Moore wanted to work on big projects. He wanted to ask big questions of datasets and find interesting conclusions. But he learned that wasn't likely to be a primary task. Moore heard similar stories from friends working within departments of other organizations.

After his internship with the Twins, he was able to land his dream job as a full-time analyst with the Rockies. He wanted to move to Denver, and he also wanted to be part of a smaller analytics team, which he thought would allow him to make more of an impact.

"Every other team has this big bureaucracy built up within analytics," he said.

Instead of working on big projects, he was making heat maps.

"This is maybe a me problem, but I just couldn't believe that a lot of the work the analytics departments were working on was actually helping the team win more games," Moore said. "We're giving them, like, 300 heat maps before every game. How is that helping us win?"

Sitting at his cubicle in Denver during the 2021-22 offseason, he came to a realization.

"It was just kind of this feeling of, 'This isn't it,'" Moore said. "I got to where I wanted to get to, and it doesn't feel like I wanted it to feel."

It wasn't about the money, though it's generally not great for entry-level types, either. Because there's so much interest in working in baseball, teams can pay their staff lower wages compared to other industries where they could apply their skills.

Much of the MLB industry gathers each December for the winter meetings. Daniel Shirey / Getty

Career doubts started to enter Moore's mind in Minnesota, and he began meeting with a therapist to talk through what he was feeling. Something was missing. He likes to talk things out, and share, which he does through blogging about his experience.

"I just became really fascinated with, 'I don't even really know what is driving me and what is important to me?'" Moore said. "There is some stigma around (therapy), and I kinda don't understand why. The most important thing was thinking about values - what is it that you actually care about? What is it that you value? That's something I had never actually thought about."

He liked that friends and family thought he had a great job, but beyond that, what else did he value?

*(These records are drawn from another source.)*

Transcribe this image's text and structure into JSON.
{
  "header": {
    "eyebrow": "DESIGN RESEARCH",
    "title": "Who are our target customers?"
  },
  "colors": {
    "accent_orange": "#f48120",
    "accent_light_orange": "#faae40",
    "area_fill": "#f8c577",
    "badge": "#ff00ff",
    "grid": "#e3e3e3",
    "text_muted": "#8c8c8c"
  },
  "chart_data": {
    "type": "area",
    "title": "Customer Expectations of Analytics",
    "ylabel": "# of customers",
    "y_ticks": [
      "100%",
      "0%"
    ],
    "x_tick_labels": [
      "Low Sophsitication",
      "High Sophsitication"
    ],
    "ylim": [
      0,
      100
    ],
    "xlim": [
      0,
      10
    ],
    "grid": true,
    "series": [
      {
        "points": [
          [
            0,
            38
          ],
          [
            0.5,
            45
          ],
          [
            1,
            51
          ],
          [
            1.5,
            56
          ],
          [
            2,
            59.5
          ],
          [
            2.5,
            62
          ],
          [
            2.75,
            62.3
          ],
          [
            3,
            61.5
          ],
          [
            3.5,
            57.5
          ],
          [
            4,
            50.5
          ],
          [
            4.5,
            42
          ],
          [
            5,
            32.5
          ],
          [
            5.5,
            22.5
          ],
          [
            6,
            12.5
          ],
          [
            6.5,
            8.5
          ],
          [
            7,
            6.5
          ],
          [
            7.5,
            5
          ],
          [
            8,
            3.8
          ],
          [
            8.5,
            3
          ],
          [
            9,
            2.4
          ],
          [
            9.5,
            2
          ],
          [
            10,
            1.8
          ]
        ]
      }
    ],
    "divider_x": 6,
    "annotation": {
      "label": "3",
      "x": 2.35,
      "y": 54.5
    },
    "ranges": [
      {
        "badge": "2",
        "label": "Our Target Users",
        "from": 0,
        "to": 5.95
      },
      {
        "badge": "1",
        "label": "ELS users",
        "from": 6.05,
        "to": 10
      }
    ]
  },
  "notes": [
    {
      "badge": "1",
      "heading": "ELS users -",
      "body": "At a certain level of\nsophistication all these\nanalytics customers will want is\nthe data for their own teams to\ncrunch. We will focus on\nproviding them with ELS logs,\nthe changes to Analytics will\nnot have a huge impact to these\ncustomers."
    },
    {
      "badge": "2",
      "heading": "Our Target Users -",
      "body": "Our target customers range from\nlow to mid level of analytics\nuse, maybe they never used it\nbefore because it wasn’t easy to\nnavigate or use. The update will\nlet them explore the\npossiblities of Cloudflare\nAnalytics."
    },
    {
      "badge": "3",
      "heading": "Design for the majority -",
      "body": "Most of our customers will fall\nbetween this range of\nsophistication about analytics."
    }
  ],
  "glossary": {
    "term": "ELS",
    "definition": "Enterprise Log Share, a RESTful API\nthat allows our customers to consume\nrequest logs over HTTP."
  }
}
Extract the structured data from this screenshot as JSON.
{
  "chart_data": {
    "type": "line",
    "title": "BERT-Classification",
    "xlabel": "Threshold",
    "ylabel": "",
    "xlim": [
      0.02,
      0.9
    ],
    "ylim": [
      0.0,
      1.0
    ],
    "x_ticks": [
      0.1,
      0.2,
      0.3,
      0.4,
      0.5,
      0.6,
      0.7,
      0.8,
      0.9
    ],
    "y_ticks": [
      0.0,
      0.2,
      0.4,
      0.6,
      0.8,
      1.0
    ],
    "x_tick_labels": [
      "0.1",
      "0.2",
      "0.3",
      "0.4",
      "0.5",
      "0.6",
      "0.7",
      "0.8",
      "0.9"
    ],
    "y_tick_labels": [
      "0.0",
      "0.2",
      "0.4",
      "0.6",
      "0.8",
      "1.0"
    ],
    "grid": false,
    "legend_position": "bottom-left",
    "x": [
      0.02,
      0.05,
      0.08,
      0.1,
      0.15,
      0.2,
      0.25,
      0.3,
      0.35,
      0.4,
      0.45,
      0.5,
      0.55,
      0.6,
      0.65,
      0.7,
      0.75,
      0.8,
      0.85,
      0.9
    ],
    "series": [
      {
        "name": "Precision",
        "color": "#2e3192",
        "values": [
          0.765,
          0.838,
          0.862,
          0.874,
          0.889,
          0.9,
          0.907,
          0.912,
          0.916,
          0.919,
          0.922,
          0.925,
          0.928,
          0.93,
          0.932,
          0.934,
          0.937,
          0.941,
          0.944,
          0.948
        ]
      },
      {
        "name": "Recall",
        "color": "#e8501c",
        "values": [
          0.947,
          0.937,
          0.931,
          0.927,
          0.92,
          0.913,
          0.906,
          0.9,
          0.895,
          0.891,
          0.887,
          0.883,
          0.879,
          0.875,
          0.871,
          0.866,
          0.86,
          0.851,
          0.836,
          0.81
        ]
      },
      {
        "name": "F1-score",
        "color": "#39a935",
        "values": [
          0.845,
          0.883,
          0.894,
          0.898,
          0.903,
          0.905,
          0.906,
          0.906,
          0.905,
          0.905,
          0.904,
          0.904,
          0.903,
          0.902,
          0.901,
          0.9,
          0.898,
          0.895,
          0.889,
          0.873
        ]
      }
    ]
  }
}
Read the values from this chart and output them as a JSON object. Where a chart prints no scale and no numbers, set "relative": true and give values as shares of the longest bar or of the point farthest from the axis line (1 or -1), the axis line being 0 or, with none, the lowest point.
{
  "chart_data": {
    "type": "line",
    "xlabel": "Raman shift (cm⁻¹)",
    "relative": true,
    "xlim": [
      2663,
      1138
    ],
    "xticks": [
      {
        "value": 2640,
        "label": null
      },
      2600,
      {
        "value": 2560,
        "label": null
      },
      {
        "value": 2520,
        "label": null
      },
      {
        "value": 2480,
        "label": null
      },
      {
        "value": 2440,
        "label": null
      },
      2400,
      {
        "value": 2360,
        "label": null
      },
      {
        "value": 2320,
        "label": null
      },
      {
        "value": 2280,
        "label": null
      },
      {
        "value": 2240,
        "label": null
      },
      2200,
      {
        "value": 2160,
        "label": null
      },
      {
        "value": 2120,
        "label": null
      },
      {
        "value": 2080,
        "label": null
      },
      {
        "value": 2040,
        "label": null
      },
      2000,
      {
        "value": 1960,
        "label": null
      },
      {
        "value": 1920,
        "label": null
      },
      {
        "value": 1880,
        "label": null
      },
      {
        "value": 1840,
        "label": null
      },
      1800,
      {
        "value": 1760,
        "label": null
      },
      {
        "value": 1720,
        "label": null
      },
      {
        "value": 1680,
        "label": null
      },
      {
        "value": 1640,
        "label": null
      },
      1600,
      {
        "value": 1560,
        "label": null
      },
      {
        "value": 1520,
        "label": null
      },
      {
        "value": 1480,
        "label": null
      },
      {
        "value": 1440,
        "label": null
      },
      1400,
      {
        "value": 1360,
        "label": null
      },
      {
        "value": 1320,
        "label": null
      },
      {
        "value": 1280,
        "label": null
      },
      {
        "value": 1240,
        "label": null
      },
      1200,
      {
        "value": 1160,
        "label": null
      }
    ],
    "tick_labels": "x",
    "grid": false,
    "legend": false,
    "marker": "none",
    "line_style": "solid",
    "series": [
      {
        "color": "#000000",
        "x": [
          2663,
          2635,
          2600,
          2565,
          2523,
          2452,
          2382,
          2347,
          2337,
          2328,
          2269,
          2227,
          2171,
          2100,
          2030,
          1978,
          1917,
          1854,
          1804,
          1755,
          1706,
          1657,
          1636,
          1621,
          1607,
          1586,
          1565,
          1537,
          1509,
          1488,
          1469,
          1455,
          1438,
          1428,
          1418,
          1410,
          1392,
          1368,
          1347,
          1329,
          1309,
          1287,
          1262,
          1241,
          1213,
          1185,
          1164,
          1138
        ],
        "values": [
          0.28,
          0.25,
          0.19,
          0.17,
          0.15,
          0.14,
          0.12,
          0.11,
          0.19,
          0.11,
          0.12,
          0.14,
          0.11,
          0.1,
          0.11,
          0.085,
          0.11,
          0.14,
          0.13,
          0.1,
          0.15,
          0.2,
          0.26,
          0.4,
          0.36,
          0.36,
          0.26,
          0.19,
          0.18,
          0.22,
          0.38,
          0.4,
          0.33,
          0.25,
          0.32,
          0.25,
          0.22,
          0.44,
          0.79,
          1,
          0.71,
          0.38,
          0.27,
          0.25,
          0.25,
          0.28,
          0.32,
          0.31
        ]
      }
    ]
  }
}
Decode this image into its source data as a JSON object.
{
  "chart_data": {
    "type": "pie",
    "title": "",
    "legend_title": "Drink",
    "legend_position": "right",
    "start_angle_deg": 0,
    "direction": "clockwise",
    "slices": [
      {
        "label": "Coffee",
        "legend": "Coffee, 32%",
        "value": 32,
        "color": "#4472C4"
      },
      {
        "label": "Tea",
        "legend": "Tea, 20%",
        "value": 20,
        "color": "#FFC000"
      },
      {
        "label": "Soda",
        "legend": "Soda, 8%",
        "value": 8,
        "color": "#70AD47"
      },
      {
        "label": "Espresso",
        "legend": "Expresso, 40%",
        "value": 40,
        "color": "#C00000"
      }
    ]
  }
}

"At the time, all I really cared about was being recognized for the work I was doing," he said. "I learned that that's not healthy: external validation. It wasn't 100% external validation, working in baseball, but it was a big part of it. Prestige, too. If you get this job that everyone wants and is impressive to your family and family's friends, you feel better about yourself.

"But you kind of sit there and think, 'Do I want to spend basically all of my waking hours thinking about ways to get people to listen to my ideas?' I thought that job satisfaction would equal life satisfaction. As soon as I started breaking that down, it was just like, 'Who am I outside of that?' That's kind of what I have been working on since."

In spring 2022, the Rockies fired the department head who hired Moore, which was a disappointment, and they also asked him to stay in the office for all home games in addition to his 9-to-5 shift.

Working long hours is fairly common in the industry. For some, the trade-off's worth it. But Moore wanted more time outside of the office and away from work. He felt his relationships outside of baseball were lacking. He left in April 2022 and now does data science work for Nike. He's happy with his choice.

"Curiosity that used to be about baseball, now I wonder about myself," he said, "I am grateful that I was confronted so early with this. A lot of people encounter that later. It's kind of like that idea of a midlife crisis. That always terrified me, that idea of, 'Those last 50 years - we are going to throw those out the window and start over.'"

Moore made the bold step to walk away from what he'd worked toward since high school. It takes courage to step away from such a personal investment. It also takes courage to take that first step as a job seeker at an industry convention. It's all part of chasing your dream.

Travis Sawchik is theScore's senior baseball writer.